Die Kunst des internen Aufstiegs

Gestern Kollege, heute Chef

13.02.2011
Von Anja Dilk

Kumpel oder Überchef?

Viele schaffen das nicht. Personalprofi Rohmeier beobachtet zwei Extreme, wenn der Teamkollege zum Chef wird. Die einen bleiben Kumpel. Sie können sich kaum durchsetzen und nur schwer harte Entscheidungen treffen. Die anderen werden zum Überchef, der sich mit allen Mitteln Autorität verschaffen will. Wie jener IT-Consultant, der nach der Beförderung darauf beharrte, dass ihn die alten Kumpel siezen. Rohrmeier: "Beide Extreme gehen in der Regel schief."

Astrid Schreyögg: "Die Aufsteiger müssen innerlich Abschied nehmen von ihrer alten Position."
Astrid Schreyögg: "Die Aufsteiger müssen innerlich Abschied nehmen von ihrer alten Position."
Foto: Astrid Schreyögg

Coaching-Expertin Astrid Schreyögg erlebt in ihren Trainings immer wieder, wie schwer es Aufsteigern fällt, sich in der neuen Rolle zurechtzufinden, selbst wenn der Aufstieg aus den eigenen Reihen das übliche Karrieremodell in der Firma ist. Ihr Rat: "Die Aufsteiger müssen erstmal selbst den Rollenwechsel vollziehen, indem sie innerlich Abschied von ihrer alten Position nehmen. Nur dann können sie der Gefahr widerstehen, in die alten Verhaltensmuster zurückzufallen, die nicht zur neuen Rolle und den neuen Aufgaben passen. Ein Techniker etwa, der zum Chef befördert wird, sollte die technischen Probleme nicht mehr selbst lösen, sondern andere zur Lösung dieser Probleme anleiten.

Schreyögg, Autorin des Buches "Coaching für die neu ernannte Führungskraft" rät, sich ganz ausdrücklich "von der nächsten Führungsebene inthronisieren zu lassen": Ihre Tipp an den Aufsteiger: "Der Rollenwechsel muss optisch und gefühlsmäßig deutlich werden." Sie liefert auch gleich die Begründung dazu: "Der neue Chef muss sich über zwei Dinge im Klaren sein: Ich bin nicht mehr in der warmen Badewanne des Teams und muss ein gewisses Maß an Einsamkeit aushalten, selbst wenn mich das Team immer wieder in diese Wanne zurückholen will. Damit zweitens die Mitarbeiter begreifen: Der alte Kollege ist jetzt Chef - und damit legitimiert, von uns Leistung zu verlangen."
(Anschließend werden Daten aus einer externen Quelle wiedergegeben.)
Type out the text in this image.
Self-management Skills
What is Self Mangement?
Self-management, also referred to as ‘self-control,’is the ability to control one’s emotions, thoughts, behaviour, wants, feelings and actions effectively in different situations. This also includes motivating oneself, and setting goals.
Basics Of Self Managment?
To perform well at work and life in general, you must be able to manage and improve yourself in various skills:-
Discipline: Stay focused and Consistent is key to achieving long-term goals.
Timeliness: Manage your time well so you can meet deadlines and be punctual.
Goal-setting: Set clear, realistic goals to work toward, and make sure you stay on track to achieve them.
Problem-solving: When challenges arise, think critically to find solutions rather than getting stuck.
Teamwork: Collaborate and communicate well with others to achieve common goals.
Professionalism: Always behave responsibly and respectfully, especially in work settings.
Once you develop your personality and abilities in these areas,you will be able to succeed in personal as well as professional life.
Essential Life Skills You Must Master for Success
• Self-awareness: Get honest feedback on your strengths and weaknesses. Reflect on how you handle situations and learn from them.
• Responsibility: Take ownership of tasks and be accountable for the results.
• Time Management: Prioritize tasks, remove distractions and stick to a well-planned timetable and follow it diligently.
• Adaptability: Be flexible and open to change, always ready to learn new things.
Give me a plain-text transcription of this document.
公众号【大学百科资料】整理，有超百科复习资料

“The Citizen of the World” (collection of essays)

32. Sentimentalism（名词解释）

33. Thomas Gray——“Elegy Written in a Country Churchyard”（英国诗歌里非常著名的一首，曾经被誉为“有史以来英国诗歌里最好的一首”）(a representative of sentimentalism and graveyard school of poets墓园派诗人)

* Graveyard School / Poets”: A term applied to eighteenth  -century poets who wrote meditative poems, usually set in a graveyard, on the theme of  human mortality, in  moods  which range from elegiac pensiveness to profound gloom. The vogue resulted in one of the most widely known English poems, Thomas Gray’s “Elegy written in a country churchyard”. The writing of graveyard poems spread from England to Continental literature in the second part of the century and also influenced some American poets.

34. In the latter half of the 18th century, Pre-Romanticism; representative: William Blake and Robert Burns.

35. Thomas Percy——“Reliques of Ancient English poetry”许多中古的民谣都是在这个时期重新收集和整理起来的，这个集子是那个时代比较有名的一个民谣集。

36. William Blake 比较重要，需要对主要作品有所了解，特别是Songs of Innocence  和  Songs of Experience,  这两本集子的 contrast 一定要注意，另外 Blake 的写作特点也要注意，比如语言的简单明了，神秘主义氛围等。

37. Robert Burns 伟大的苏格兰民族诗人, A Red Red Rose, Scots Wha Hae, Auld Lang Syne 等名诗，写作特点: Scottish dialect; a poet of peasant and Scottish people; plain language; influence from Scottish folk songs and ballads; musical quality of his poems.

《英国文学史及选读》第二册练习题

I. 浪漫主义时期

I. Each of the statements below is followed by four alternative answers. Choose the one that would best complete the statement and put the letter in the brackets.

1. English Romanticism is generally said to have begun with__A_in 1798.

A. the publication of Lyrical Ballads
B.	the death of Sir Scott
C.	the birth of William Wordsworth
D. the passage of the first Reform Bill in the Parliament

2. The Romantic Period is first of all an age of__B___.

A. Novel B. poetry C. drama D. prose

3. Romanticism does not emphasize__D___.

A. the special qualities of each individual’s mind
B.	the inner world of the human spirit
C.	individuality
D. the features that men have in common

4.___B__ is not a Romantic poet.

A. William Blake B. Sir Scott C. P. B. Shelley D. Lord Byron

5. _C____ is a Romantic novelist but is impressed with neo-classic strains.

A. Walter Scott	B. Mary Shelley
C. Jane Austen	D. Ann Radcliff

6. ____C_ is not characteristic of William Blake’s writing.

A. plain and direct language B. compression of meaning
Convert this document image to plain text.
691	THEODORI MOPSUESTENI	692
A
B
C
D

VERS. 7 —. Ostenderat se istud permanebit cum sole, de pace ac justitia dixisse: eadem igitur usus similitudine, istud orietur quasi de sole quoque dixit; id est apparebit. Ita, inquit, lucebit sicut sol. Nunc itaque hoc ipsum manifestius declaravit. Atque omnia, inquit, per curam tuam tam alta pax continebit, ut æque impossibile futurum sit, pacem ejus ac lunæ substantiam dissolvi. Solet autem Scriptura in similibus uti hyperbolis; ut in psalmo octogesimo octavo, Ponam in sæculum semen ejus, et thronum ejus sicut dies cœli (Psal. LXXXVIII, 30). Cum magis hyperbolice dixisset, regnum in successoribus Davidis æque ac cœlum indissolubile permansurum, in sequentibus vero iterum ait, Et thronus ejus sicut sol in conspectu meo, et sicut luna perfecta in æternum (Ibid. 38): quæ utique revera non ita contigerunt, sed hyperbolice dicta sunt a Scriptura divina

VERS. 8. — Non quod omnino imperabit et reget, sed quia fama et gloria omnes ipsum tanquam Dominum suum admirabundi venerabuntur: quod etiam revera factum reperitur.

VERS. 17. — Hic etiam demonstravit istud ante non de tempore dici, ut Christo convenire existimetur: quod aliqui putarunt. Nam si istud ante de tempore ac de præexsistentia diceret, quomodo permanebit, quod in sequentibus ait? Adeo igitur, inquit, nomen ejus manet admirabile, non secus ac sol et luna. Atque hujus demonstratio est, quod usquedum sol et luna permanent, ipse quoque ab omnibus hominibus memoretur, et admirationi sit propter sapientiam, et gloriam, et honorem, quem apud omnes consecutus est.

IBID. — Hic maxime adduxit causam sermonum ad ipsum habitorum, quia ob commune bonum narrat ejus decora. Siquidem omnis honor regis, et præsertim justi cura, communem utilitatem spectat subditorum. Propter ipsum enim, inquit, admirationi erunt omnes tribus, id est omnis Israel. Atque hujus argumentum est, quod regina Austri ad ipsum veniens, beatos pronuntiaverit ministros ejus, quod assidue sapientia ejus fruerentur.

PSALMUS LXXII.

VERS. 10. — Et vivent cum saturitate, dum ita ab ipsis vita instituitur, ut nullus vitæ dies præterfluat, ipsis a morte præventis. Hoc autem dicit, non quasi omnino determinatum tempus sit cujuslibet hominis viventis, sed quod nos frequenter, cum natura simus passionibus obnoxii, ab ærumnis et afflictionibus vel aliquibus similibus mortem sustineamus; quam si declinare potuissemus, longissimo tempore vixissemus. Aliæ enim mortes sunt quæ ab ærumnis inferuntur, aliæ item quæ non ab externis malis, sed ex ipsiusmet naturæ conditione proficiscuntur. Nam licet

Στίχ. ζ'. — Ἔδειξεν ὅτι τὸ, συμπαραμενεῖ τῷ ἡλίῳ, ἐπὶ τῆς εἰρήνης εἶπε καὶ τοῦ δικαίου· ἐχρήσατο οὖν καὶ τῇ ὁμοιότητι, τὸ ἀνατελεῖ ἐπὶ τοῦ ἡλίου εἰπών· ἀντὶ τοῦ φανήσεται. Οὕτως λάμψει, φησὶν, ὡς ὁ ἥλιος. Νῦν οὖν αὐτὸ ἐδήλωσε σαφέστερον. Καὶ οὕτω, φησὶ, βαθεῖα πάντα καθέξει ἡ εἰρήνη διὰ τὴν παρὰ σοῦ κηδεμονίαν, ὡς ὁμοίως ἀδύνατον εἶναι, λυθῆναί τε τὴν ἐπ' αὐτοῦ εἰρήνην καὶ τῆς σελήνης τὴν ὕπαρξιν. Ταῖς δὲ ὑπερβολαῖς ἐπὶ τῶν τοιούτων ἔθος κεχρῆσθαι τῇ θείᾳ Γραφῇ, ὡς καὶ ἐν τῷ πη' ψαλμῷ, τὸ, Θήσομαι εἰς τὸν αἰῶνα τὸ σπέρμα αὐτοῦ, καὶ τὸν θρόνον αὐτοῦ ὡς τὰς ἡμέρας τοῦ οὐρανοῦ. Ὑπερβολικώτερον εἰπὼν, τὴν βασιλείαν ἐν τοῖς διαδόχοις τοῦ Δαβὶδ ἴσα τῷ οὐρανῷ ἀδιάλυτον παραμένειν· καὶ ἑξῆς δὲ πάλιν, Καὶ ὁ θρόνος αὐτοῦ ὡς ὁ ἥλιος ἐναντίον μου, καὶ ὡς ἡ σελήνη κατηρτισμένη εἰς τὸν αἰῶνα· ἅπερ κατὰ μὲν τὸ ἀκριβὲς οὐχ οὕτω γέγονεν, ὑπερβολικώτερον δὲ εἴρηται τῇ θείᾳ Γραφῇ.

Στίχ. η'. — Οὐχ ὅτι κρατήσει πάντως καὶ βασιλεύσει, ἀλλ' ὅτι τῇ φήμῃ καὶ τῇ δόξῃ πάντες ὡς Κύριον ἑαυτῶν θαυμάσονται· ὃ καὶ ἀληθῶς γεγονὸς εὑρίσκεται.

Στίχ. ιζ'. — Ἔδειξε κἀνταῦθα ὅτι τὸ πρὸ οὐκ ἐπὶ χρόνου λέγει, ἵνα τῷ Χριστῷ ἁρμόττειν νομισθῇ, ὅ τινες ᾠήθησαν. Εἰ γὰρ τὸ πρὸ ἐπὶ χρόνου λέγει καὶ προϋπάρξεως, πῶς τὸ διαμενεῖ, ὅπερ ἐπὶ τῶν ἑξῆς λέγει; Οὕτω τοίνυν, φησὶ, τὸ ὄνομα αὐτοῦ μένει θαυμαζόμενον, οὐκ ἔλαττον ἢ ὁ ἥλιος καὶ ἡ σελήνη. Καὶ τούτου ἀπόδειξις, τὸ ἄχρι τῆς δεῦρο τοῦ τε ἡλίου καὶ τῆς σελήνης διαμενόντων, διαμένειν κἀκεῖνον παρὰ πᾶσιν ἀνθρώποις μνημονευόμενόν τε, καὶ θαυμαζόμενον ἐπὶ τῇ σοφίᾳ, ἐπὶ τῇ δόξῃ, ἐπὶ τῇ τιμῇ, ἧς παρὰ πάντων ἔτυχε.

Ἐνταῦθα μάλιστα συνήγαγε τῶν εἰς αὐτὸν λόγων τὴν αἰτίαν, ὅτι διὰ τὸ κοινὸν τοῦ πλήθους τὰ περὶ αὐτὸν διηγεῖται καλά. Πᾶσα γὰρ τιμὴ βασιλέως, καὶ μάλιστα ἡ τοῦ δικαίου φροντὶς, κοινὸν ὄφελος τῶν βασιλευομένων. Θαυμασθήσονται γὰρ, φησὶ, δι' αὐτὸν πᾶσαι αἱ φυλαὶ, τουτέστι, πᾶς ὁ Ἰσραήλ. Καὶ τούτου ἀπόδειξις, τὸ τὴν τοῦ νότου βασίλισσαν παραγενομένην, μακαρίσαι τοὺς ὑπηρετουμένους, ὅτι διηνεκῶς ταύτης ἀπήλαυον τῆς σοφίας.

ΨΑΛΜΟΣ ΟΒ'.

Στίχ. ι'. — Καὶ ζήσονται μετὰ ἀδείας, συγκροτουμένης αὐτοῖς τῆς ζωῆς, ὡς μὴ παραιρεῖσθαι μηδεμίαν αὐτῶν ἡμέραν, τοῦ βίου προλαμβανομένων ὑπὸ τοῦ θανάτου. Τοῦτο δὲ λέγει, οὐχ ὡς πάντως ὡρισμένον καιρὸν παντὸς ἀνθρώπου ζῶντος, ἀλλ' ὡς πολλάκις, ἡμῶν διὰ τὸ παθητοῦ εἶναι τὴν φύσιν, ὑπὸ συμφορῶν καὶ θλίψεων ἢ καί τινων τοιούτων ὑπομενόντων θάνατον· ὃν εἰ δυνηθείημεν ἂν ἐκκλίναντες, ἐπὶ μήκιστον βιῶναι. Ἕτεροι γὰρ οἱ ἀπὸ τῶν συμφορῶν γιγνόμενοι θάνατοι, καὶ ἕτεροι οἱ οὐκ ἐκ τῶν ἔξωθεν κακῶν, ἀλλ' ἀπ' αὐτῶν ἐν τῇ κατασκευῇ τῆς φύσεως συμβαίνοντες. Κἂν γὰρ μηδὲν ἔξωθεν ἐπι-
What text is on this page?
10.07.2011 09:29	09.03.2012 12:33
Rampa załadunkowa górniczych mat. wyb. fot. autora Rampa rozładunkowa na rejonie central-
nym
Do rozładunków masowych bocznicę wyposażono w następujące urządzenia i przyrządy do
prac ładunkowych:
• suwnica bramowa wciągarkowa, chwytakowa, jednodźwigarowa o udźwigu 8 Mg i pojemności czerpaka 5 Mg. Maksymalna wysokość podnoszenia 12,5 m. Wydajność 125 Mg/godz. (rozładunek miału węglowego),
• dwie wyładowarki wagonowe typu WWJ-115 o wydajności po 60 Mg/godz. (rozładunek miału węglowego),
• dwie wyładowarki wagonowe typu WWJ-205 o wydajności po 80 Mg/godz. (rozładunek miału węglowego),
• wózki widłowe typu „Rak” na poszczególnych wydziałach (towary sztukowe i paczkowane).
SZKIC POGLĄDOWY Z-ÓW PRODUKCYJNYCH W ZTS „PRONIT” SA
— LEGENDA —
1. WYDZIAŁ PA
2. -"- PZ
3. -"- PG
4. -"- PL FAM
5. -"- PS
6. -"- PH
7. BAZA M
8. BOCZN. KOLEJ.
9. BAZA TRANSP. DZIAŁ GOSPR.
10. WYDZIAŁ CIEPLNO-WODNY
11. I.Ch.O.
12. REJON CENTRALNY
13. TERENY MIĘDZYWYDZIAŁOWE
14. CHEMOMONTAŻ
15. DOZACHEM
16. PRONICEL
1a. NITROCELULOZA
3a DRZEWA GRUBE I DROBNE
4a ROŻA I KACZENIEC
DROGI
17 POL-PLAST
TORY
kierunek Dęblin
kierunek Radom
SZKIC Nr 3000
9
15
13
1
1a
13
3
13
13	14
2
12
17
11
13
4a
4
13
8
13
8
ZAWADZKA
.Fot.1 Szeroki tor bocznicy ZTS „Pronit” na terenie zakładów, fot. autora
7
Leicht ist das im Alltag nicht. Aufsteiger und Exkollegen verheddern sich in einem Gewirr von Missverständnissen. Wenn der neue Chef vor abendlichen Treffen plötzlich zurückschreckt, munkeln schnell die Mitarbeiter: "Typisch, früher war Guido mit uns bis in die Puppen Skat spielen, jetzt ist er sich dafür zu schade". Dabei würde der Chef gerne weiter mit ihnen Skat spielen, ist aber unsicher, ob er das als Chef noch kann. Wer hin- und hergerissen herumdruckst, mal tagsüber die Zügel anzieht, mal abends beim Bier die Kollegen umarmt, manövriert sich schnell in Schwierigkeiten. "Die Mitarbeiter können das Verhalten nicht klar entschlüsseln und bewerten", so Torsten Groth, Management-Forscher und Berater am Management Zentrum Witten (MZW) in Berlin.